Studies on a protamine (galline) from fowl sperm. 4. Degradation of galline by trypsin-like protease of fowl sperm heads.

2009 
Galline, a protamine of domestic fowl, was obtained by two preparation procedures from the semen of a strain of White Plymouth Rock and submitted to fractionation by column chromatography on Bio-Gel CM-30. In the first procedure the specimen prepared from sperm heads was purified by the use of distilled water and dilute acetic acid and fractionated into almost eight fractions (G-I-G-VIII) in the same way as the specimen from a strain of New Hampshire (1,2).

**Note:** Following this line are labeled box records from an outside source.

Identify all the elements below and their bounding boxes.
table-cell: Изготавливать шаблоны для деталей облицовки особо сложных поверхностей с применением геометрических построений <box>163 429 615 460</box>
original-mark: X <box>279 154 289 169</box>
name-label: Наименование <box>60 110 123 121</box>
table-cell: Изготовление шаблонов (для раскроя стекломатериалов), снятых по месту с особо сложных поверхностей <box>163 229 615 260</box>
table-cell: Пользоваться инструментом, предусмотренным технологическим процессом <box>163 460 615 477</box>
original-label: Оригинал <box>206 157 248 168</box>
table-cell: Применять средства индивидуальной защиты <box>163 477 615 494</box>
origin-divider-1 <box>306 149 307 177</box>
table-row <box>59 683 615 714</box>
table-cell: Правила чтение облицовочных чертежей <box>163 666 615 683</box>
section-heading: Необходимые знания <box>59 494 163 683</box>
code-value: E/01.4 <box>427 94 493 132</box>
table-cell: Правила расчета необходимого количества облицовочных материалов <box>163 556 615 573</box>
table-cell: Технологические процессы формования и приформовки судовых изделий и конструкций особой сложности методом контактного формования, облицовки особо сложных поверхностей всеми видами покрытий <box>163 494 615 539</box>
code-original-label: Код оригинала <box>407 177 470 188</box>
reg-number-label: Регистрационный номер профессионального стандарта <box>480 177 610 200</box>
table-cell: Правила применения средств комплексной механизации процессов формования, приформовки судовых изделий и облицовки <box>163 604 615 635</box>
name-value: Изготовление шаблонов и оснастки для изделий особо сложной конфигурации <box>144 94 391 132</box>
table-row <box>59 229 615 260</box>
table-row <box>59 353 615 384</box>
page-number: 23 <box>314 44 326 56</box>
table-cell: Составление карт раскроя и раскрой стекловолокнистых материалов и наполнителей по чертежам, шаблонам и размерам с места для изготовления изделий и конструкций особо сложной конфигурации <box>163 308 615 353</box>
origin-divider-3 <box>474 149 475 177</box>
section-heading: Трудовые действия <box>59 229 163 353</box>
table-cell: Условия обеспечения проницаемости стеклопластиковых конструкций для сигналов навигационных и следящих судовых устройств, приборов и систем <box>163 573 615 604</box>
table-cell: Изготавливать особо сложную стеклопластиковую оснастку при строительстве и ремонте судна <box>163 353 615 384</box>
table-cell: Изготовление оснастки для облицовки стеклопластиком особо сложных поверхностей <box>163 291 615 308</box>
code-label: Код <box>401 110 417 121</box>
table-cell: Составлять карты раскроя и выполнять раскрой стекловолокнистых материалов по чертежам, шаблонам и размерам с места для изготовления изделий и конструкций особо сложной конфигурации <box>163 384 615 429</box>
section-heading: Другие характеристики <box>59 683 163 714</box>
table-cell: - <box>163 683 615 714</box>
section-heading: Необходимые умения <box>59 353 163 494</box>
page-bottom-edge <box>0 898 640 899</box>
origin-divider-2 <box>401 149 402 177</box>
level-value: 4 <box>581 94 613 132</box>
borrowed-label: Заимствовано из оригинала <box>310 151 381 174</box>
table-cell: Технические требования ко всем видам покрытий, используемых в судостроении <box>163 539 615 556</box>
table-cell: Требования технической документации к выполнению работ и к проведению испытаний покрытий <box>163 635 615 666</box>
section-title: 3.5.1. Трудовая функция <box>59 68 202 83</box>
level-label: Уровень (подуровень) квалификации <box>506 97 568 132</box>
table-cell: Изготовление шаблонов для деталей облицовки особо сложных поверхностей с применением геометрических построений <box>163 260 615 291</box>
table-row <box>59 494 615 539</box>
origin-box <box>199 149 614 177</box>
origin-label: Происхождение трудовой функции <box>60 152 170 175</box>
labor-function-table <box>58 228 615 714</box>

No difference could be found between galline specimens from the two different strains based on the amino acid and terminal analyses of each fraction. The specimen of galline from sperm heads purified with 1% citric acid (the second procedure) was composed of only one component, which was isolated as a single peak. The smaller fractions, G-I-G-VII, were found to be derived from G-VIII by the action of trypsin-like protease contained in the extract of sperm heads with 1% citric acid. This enzyme seems to originate in the acrosome of fowl spermatozoa. Consequently, it is concluded that intact galline is composed of only one molecular species and its total amino acid sequence is represented by the completed formula of G-VIII as shown in the preceding paper (4).